Agree - I have to do this alot, I use the app 'Groups' and it excellent (costs US$5)
This document repository is a much need space in iOS that really needs to be fixed somehow... http://myios7wishlist.tumblr.com.
I would like to see the Unified Inbox colour coded, so at a glance I could see which emails are from which account (ie work, personal etc). This could be very subtle, for example in the form of a small coloured dot, or very obvious where the entire email is coloured. This would definately help my work flow...
All you guys say is you want iPhone to do what Blackberry does for years and now Androids do as well.
I had different Blackberry devices and some experiences with a Samsung Galaxy S2.

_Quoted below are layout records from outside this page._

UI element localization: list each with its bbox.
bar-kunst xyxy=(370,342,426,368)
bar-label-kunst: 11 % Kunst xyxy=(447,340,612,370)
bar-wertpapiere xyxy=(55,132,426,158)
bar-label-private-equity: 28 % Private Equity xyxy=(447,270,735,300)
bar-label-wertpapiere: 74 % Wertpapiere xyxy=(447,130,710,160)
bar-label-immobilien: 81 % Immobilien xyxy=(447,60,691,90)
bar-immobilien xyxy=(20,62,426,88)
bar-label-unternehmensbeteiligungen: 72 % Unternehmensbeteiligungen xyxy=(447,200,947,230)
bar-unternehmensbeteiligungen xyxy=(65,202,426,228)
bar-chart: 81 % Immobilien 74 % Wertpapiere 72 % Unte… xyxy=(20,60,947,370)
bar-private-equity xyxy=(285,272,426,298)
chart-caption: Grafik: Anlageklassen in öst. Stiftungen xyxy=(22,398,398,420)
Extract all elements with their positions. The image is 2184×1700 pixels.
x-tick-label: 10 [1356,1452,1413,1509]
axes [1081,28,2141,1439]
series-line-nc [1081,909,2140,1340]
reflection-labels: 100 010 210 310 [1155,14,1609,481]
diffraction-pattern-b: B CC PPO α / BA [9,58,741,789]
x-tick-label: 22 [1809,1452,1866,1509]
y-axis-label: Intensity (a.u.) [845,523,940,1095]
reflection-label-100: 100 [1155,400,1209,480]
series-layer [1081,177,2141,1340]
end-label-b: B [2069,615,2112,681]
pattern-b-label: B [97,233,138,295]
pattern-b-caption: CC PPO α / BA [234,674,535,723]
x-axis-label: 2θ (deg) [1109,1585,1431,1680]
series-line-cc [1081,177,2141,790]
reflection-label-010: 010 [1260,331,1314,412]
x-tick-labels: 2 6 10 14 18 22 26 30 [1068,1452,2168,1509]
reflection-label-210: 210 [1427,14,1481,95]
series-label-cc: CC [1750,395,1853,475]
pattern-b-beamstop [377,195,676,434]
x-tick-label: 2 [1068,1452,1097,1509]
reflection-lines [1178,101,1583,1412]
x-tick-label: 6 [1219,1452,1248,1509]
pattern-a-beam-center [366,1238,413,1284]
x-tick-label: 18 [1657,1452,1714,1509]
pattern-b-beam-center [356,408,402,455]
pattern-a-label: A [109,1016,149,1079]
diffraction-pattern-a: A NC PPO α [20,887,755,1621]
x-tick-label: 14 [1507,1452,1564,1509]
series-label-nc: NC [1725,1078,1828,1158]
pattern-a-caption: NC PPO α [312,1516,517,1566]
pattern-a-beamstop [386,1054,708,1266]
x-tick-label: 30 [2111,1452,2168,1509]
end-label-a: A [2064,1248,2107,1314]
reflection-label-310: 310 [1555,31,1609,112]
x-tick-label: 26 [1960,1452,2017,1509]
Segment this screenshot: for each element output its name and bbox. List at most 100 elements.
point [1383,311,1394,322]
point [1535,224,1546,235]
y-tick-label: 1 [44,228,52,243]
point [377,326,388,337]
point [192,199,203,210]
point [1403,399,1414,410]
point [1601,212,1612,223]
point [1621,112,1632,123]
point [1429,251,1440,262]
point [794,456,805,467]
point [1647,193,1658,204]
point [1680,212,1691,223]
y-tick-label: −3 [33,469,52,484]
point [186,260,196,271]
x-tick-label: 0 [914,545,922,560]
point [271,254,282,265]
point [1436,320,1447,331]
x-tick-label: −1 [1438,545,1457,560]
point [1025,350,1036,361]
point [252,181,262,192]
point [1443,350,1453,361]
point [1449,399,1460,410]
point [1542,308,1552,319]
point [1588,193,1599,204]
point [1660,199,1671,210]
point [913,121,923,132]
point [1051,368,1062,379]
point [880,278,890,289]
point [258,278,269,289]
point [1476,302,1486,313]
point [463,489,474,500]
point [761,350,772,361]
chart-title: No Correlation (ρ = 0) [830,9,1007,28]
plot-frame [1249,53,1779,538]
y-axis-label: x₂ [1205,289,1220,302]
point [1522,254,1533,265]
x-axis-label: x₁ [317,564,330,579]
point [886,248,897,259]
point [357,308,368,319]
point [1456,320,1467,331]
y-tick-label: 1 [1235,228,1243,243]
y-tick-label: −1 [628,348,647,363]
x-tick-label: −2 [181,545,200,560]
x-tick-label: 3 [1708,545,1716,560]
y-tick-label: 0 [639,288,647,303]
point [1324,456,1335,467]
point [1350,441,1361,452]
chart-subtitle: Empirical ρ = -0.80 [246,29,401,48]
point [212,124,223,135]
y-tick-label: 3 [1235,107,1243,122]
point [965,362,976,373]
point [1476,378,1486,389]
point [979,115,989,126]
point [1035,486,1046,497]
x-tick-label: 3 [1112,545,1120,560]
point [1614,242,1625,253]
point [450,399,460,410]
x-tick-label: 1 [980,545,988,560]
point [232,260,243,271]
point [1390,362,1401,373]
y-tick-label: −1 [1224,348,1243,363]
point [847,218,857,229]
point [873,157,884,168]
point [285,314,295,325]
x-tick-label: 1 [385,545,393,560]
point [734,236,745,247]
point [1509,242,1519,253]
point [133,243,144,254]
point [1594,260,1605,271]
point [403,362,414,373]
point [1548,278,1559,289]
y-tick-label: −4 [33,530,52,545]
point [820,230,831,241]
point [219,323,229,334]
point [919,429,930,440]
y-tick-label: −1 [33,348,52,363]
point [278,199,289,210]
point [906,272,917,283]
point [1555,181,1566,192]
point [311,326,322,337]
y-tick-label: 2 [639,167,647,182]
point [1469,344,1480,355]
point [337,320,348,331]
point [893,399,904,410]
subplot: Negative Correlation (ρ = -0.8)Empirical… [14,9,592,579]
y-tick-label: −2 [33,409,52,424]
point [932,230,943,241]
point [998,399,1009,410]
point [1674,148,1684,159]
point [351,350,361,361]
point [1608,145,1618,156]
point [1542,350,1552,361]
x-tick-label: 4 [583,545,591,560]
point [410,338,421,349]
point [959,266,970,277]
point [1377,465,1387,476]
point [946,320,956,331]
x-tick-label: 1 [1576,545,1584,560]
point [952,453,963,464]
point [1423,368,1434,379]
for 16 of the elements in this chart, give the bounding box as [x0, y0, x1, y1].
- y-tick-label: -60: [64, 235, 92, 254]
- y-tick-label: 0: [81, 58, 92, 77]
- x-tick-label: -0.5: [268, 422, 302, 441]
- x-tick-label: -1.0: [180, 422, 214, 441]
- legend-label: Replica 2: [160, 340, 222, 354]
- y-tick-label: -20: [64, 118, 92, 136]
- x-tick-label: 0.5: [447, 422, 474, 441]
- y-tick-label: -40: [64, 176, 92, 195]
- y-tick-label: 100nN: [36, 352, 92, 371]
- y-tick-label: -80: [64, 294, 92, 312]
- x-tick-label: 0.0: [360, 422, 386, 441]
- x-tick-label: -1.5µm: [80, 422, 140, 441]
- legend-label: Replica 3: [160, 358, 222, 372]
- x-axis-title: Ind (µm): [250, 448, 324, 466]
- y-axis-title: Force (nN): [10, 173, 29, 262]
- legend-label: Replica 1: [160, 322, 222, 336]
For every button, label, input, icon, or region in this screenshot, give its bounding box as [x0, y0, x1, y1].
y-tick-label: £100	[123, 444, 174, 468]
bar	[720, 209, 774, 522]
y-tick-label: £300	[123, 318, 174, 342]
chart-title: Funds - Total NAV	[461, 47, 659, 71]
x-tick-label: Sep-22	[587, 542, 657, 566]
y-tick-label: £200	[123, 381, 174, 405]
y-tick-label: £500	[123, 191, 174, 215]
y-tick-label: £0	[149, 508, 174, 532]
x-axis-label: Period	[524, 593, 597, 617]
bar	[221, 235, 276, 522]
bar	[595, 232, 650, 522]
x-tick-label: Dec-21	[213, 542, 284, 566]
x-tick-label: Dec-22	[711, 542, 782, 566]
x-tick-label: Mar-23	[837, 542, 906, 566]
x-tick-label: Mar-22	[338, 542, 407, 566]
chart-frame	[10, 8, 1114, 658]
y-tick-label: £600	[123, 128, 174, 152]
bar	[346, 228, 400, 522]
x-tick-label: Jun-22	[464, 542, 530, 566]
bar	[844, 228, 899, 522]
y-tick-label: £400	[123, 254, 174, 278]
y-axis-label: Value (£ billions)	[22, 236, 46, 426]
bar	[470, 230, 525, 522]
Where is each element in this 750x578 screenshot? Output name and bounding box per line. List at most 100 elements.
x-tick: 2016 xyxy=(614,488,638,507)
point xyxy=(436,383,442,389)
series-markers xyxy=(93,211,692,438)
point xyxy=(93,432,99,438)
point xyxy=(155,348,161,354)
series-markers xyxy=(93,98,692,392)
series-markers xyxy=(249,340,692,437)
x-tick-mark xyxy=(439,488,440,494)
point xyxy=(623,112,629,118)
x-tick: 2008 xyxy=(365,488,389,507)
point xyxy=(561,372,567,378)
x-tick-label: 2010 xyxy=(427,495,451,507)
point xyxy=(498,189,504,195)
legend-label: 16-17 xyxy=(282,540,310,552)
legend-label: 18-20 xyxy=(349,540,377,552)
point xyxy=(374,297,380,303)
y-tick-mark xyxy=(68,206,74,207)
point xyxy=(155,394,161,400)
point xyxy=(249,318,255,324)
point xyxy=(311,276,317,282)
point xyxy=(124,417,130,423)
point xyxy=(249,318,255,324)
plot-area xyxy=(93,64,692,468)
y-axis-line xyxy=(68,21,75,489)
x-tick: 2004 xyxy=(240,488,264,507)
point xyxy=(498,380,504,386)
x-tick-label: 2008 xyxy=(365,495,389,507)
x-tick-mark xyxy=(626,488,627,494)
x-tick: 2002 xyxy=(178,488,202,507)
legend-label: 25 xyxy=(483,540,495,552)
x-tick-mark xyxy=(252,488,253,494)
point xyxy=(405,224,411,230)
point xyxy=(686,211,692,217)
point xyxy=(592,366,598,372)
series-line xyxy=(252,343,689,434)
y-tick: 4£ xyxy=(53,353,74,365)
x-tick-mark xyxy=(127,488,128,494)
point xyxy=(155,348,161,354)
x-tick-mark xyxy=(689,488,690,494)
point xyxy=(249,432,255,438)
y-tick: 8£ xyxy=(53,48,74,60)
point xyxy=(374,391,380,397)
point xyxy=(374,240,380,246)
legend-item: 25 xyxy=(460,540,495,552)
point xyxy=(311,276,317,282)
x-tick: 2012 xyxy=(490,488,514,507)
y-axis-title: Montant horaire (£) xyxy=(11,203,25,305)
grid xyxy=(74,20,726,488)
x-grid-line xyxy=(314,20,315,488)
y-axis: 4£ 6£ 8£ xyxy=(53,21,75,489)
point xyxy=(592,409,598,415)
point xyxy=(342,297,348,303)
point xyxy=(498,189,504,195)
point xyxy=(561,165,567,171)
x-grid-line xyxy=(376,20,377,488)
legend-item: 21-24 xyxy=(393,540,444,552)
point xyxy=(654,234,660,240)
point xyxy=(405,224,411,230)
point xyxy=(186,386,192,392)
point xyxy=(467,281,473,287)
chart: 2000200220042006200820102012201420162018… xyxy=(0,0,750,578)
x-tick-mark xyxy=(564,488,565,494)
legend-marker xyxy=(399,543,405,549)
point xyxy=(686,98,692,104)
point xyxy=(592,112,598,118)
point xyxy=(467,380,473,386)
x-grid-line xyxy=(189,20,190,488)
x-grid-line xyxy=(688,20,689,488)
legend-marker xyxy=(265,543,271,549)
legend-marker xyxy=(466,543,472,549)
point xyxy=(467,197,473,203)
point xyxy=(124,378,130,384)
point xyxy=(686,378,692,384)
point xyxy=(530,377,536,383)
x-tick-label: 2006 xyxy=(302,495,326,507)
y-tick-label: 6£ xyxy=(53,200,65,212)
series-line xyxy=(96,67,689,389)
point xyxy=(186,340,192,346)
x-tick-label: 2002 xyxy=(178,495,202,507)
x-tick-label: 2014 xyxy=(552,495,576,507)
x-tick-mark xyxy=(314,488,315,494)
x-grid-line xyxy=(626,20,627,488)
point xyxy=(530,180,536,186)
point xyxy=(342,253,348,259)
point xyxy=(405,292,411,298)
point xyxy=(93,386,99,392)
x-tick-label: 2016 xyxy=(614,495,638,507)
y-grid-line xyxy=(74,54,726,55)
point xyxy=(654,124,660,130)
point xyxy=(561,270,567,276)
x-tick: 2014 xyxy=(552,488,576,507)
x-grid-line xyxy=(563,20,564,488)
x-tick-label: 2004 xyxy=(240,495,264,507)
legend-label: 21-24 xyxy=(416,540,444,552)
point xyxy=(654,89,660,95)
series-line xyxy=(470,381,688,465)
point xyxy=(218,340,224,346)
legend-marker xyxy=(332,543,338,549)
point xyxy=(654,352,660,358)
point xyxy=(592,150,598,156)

Now i got an iPhone and i'm shocked with how this can be possible. I found this article because I went like crazy googling and looking for answers to this attachment problem.
It's simply unbelievable!
Convenience is the enemy of security. Start poking holes in the sandbox and pretty soon it's useless. Let's stop trying to make out mobile devices behave just like our desktop.
Hi Rene, that's a great idea you've put forward...I also think why on the earth iCloud is not integrated with the Mail.app meaning why I cannot access iCloud from the Mail.app.
But I have found an elegant solution: http://www.getseedapp.com an elegant FREE app which is integrated with the DropBox, so you can attach any file in your DropBox while composing/replying to an email. The only downside it does not support Exchange, only IMAP.